I'm not sure what it is about our son, but whenever Tuan and I go to ethnic restaurants, he is absolutely adored by the wait staff. A few weeks ago we were at El Ranchito in Richland and our waiter and the hostess hovered over Johnny and even picked him up out of the high chair and passed him around. The same thing happened at Ichiban (which is a GREAT sushi buffet, by the way). Our waitress picked up Johnny (without asking, but it was okay) and carried him around and even took him to the host stand to show him off (she did ask to do that). I don't mind people holding him at all, but I do watch him pretty closely.

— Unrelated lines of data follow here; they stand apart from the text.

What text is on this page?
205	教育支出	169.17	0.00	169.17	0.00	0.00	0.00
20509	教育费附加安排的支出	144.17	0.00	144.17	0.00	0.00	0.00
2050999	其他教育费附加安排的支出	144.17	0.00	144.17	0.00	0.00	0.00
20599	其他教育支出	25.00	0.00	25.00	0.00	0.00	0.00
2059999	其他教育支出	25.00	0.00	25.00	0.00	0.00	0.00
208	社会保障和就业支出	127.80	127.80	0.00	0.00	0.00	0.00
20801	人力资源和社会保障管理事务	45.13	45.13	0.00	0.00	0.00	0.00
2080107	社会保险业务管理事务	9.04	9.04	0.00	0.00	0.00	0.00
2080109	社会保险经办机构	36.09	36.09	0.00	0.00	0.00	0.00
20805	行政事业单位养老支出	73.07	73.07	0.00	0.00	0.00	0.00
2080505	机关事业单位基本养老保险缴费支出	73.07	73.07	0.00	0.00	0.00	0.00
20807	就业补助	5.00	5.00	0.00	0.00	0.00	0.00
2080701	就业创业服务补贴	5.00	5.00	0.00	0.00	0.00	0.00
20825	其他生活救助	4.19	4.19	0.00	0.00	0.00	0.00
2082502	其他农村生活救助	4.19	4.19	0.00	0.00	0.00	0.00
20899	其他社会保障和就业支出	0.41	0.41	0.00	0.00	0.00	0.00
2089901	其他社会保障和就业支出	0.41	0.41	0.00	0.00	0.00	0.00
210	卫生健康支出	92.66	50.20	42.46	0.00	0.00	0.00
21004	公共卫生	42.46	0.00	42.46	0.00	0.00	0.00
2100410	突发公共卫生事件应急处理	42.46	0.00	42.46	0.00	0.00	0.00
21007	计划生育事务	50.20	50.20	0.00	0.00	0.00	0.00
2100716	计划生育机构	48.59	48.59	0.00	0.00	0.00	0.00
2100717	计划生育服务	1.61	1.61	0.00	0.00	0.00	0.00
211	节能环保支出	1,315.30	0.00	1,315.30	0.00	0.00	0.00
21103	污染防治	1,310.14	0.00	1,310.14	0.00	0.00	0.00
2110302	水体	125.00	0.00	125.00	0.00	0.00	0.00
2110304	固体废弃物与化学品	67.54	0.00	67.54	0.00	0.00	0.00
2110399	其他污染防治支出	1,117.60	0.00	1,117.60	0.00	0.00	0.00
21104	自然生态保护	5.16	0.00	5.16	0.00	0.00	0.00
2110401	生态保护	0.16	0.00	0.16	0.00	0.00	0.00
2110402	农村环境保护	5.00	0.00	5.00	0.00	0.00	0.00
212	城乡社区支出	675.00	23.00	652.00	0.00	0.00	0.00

I've seen too many movies that I'm paranoid Johnny will be whisked into the kitchen and out the back door to a waiting car, sold to rich people who desperately want a baby . . . I have a way too overactive imagination. :) That is why I do not stay the night at our house alone, it is also why Tuan has promised to never ever try to scare me as a practical joke. I just can't handle it.

We are having an Italian night here, I am baking foccacia and we are going to make homemade Alfredo sauce for the first time ever. It's quite exciting.

We also went to the barn to scrounge for manure. I have a flower bed that I built which needs something besides hard clay in it. I'm too cheap to buy soil for a yard that I don't own, so at least yearly we go to the TL barn and return with cartloads. Last fall, when I was three months pregnant I hauled about eleven tubs of seasoned manure to our flower beds and it really has made a difference. I think I nested early on in pregnancy.

Isn't this weather wonderful? We've had the windows open all day and Johnny jumped in his jumper which we hung outside on the porch. He likes the outdoors. Good thing, too because he'll be outside a LOT this summer.